The Battle of the Brenner - Caproni Museum
The Battle of the Brenner: Stories of Civilians and Pilots (1943-1945) is the title of the exhibition ...
The Battle of the Brenner: Stories of Civilians and Pilots (1943-1945) is the title of the exhibition that will open on 8 March 2025 at the Gianni Caproni Aeronautics Museum in Trento. An exhibition that intends to recall the two-year period 1943-1945, in which the Brenner line was the subject of a prolonged air campaign and in Trentino, as in the rest of Italy, little or nothing was done to protect civilians from its effects.
The exhibition is organized by the Fondazione Museo storico del Trentino in collaboration with the Benàch Cultural Association and is curated by Lorenzo Gardumi and Federica Lavagna.
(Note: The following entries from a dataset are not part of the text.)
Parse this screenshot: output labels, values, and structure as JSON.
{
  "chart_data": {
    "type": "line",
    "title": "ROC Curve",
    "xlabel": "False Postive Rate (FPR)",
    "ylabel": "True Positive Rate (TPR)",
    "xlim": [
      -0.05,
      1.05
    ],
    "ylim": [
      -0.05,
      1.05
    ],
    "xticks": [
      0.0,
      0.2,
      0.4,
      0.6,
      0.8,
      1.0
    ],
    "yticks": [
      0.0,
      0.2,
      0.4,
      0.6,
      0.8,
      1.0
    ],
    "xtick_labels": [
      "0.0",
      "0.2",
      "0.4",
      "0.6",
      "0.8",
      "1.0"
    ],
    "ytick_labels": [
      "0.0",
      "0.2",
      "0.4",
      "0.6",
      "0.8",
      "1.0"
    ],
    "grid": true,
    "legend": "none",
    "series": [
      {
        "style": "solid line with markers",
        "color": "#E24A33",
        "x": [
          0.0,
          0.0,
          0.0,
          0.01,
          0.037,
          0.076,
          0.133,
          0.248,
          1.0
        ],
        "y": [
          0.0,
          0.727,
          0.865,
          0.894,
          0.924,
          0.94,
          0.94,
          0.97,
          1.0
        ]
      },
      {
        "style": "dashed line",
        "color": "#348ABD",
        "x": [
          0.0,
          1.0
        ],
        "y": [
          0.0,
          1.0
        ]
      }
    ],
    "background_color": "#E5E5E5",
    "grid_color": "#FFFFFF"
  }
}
From 2 September 1943 to 3 May 1945 the Brenner line was the subject of a prolonged Allied air campaign, with a peak between March 1944 and May 1945. The attacks on Trento and Bolzano on 2 September 1943 panicked the population. The raid had a dual purpose: military, because it was aimed at hindering the influx of German troops and vehicles into Italy, but also political, because it wanted to put pressure on the Badoglio government to sign the armistice with the Anglo-Americans.
Between 1943 and 1945, there were over 400 dead or missing and hundreds injured. But the end of hostilities did not coincide with the end of the mourning and pain caused by the bombings. In May 1945, Trentino was in fact scattered with bombs, butterfly bombs (today's cluster bombs), mines and grenades, often handled by curious and reckless children. Between May 1945 and December 1948, another 54 people were killed and 49 injured.
On the 80th anniversary of the end of the Second World War, the exhibition "The Battle of the Brenner", which will open to the public on Saturday 8 March at 5.00 pm, aims to remember that dramatic two-year period and its many legacies.
Through photographs, maps, infographics, films, interviews and objects, the exhibition gives space to the recovery work of the Benàch Cultural Association, which has been responsible for identifying the main places where warplanes have fallen on the territory of Trentino, identifying the aircraft and collecting objects and materials.
The exhibition is curated by Lorenzo Gardumi and Federica Lavagna and is created by the Fondazione Museo storico del Trentino in collaboration with the Benàch Cultural Association.